ノートルダム 炎の大聖堂 (2021):映画短評
ノートルダム 炎の大聖堂 (2021)ライター3人の平均評価: 3.3
あの衝撃的な火災事故をIMAXの迫力映像で再現!
今からちょうど4年前の2019年4月15日、日本人にも馴染みの深いパリのノートルダム大聖堂で大規模火災が発生、世界中に大きな衝撃を与えたわけだが、本作はその消火活動と文化財の救出に命がけで当たった消防士たちの活躍を描く。調査資料や関係者インタビューを元に脚本を構成し、一般公募した火災当時のスマホ動画なども交えながら、「何が起きたのか」を限りなく忠実に再現。ドキュメンタリータッチの演出とVFXを駆使したリアルな映像も手伝って、とても臨場感と緊迫感のある映画に仕上がっている。やはり、常日頃から「まさか」の事態を想定しておくことって本当に大切なんだなと痛感。この迫力はIMAXでの鑑賞がおススメだ。
最上級の「アンビリバボー」体験
どんな題材であれ、ハズレなしのジャン=ジャック・アノー監督作だが、今回は災害パニック映画。とはいえ、あくまでも世界遺産・ノートルダム大聖堂を主人公に、果敢に立ち向かう消防士や右往左往する職員、見守ることしかできない市民といった人間の姿をリアルに描くスタイルは、『子熊物語』『神なるオオカミ』など、これまで手掛けてきた動物映画に近い。見どころは、サスペンス映画さながらのキリストの聖遺物「いばらの冠」の救出劇であり、ジェームズ・ホナーの遺志を継いだサイモン・フラングレンのダイナミックなスコアが一層盛り上げる。いろんな意味で、最上級の「アンビリバボー」体験だけに、IMAX上映をおススメしたい。

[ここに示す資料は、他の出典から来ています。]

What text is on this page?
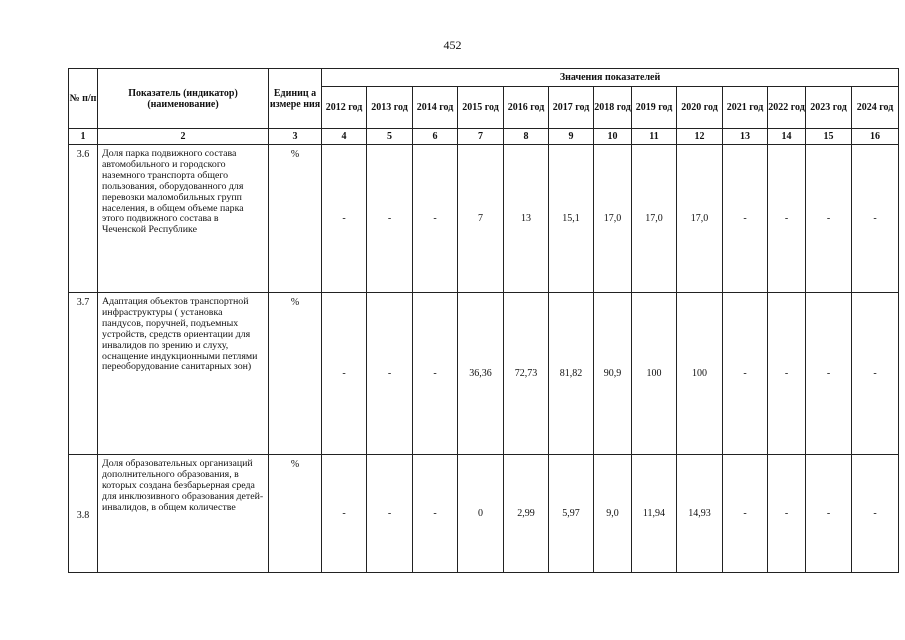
452
№ п/п	Показатель (индикатор) (наименование)	Единиц а измере ния	Значения показателей												
			2012 год	2013 год	2014 год	2015 год	2016 год	2017 год	2018 год	2019 год	2020 год	2021 год	2022 год	2023 год	2024 год
1	2	3	4	5	6	7	8	9	10	11	12	13	14	15	16
3.6	Доля парка подвижного состава автомобильного и городского наземного транспорта общего пользования, оборудованного для перевозки маломобильных групп населения, в общем объеме парка этого подвижного состава в Чеченской Республике	%	-	-	-	7	13	15,1	17,0	17,0	17,0	-	-	-	-
3.7	Адаптация объектов транспортной инфраструктуры ( установка пандусов, поручней, подъемных устройств, средств ориентации для инвалидов по зрению и слуху, оснащение индукционными петлями переоборудование санитарных зон)	%	-	-	-	36,36	72,73	81,82	90,9	100	100	-	-	-	-
3.8	Доля образовательных организаций дополнительного образования, в которых создана безбарьерная среда для инклюзивного образования детей-инвалидов, в общем количестве	%	-	-	-	0	2,99	5,97	9,0	11,94	14,93	-	-	-	-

あと少しなのに…という消防車の苦闘など生々しい再現度の連続
世界を騒然とさせた火事を、現場目線で克明に再現した印象。その結果、ドキュメンタリーを観ている感覚に陥る。
メインとなる視点は消防士で、狭い螺旋階段を登っていく過酷さ、そこに熱さ、息苦しさを相乗効果で加えるカメラの動き。溶け落ちる鉛の映像も生々しい。さらにテンションを上げるのが、交通渋滞をかき分けての各所からの消防車の出動で、息詰まるカーアクションの様相も呈する。
もうひとつの視点は、ノートルダムを管理するサイド。この世界遺産を守り抜く執念に、限られた人しか知らない秘密が絡まって、スリリングな空気を加速させていく。
実際のニュース映像も使われるが、映画用に撮影したパートと違和感なく繋がった。